Die Sprecher städtischer Behörden stehen selten im Verdacht, Sachverhalte unzulässig zuzuspitzen. Wenn also Äußerungen von Thorsten Vogel über die Zukunft der Feiermeile hinter dem Ostbahnhof für helle Aufregung im Viertel sorgen, hat sich der Sprecher des Planungsreferats nicht im Ton vergriffen, sondern es ist ein Beleg dafür, wie aufgeheizt die Stimmung in Berg am Laim ist.

Bunt, laut und nachtaktiv: Die Optimolwerke. (Foto: ANGELIKA BARDEHLE)

Es geht um die Verlängerung der Genehmigung für die Party- und Amüsierclubs in der Kultfabrik und auf dem Optimolgelände. Eigentlich sollte am 31. Dezember diesen Jahres Schluss sein mit Party auf dem Areal, das bis Mitte der neunziger Jahre vor allem Sitz der Kartoffelfirma Pfanni war. Doch weil die Pläne für die anschließende Nutzung bisher nicht weit genug vorangekommen sind, haben die Betreiber beantragt, die Lizenz zum Feiern bis zum 31. Dezember 2015 zu verlängern - für die Anlieger ein Horror.

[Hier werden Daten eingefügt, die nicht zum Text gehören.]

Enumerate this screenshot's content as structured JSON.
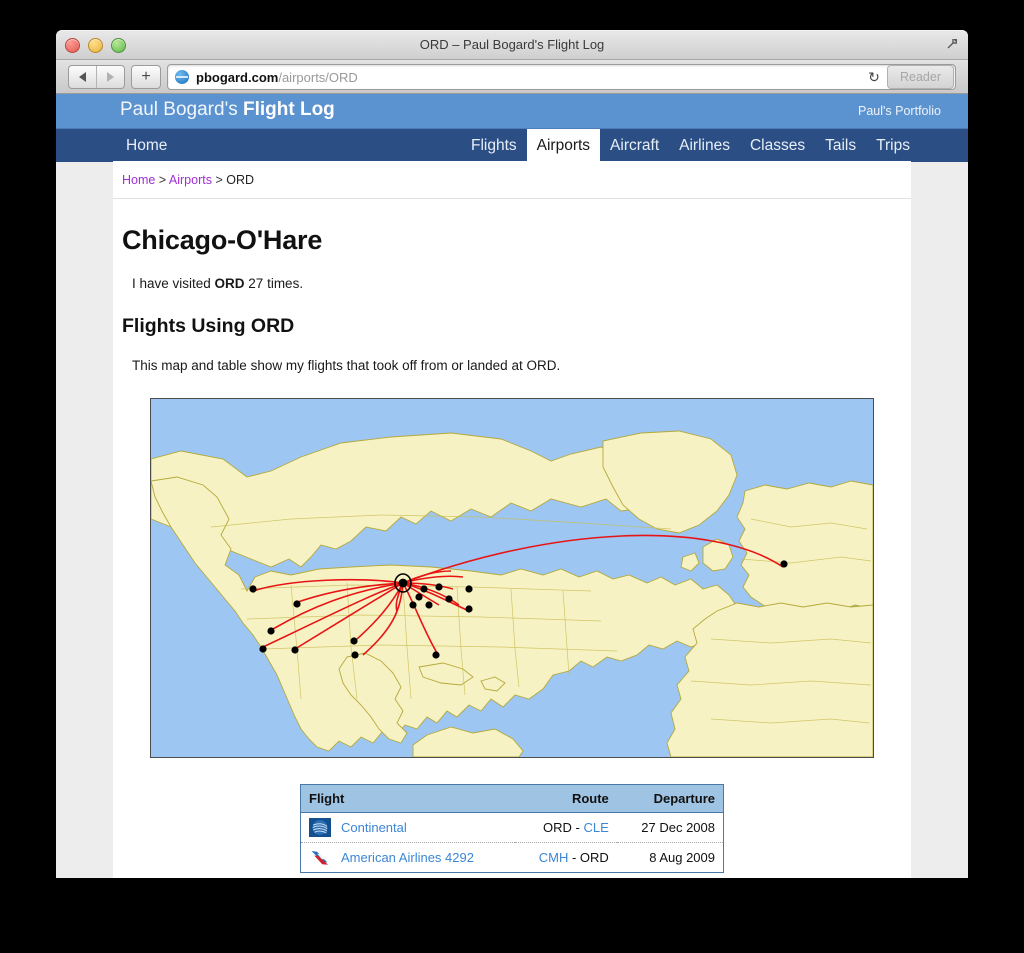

Behördensprecher Thorsten Vogel hatte sich nun mit den Worten zitieren lassen, dass die Stadt den Antrag intern erst prüfen müsse und dass man mit den Eigentümern auf einem guten Weg sei. Was also eine verfahrenstechnische Selbstverständlichkeit ist, schlug in Berg am Laim ein wie eine Bombe. "Der Bezirksausschuss", poltert dessen Vorsitzender Josef Koch (SPD), "ist offiziell nicht informiert worden, ehe das Planungsreferat mit seinen Verlautbarungen an die Öffentlichkeit gegangen ist."

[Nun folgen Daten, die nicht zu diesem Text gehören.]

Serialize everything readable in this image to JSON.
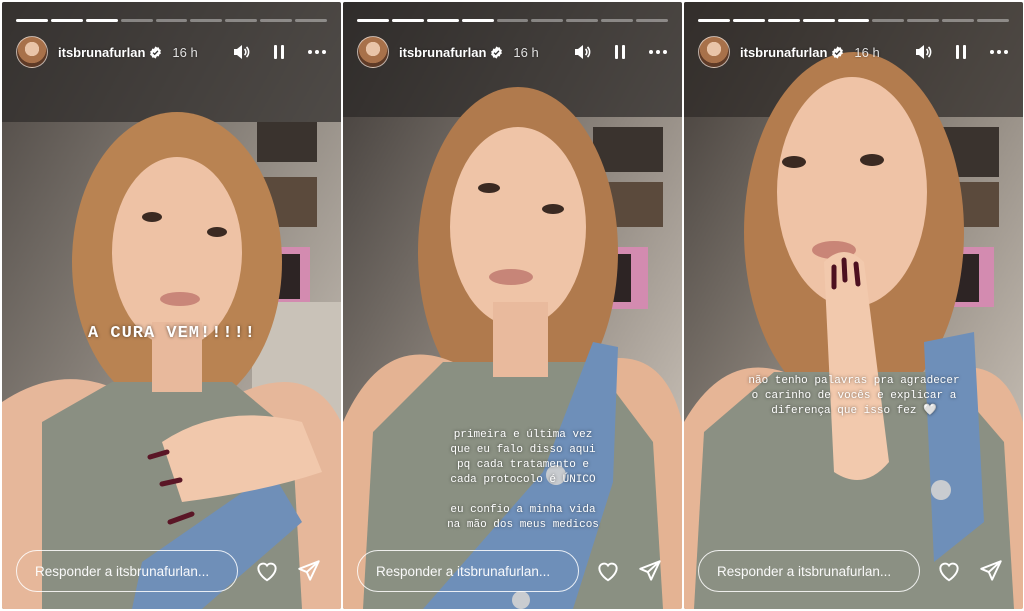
{
  "account": {
    "username": "itsbrunafurlan",
    "time_ago": "16 h"
  },
  "reply_placeholder": "Responder a itsbrunafurlan...",
  "icons": {
    "avatar": "avatar-image",
    "verified": "verified-badge-icon",
    "sound": "speaker-icon",
    "pause": "pause-icon",
    "more": "more-options-icon",
    "like": "heart-icon",
    "share": "send-icon"
  },
  "stories": [
    {
      "progress_done": 3,
      "progress_total": 9,
      "caption": "A CURA VEM!!!!!"
    },
    {
      "progress_done": 4,
      "progress_total": 9,
      "caption": "primeira e última vez\nque eu falo disso aqui\npq cada tratamento e\ncada protocolo é ÚNICO\n\neu confio a minha vida\nna mão dos meus medicos"
    },
    {
      "progress_done": 5,
      "progress_total": 9,
      "caption": "não tenho palavras pra agradecer\no carinho de vocês e explicar a\ndiferença que isso fez 🤍"
    }
  ]
}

Anton Spitlbauer senior (CSU) vermutet gar eine Anweisung von ganz oben hinter Vogels Äußerungen. Eigentlich sei doch die Stadt in einer äußerst komfortablen Situation, sitze am längeren Hebel und könne den Betreibern die Bedingungen diktieren. Doch stattdessen erkläre der Referatssprecher ohne Not, dass man sich mit fünf Jahren mehr Party anfreunden könne. In einem einstimmig verabschiedeten Dringlichkeitsantrag fordert der Bezirksausschuss die Stadt auf, einer auf maximal drei Jahre befristeten Verlängerung der Betriebserlaubnis nur zuzustimmen, wenn vorher mit den Grundeigentümern verbindliche Ziele für eine spätere Nutzung des Geländes vereinbart sind.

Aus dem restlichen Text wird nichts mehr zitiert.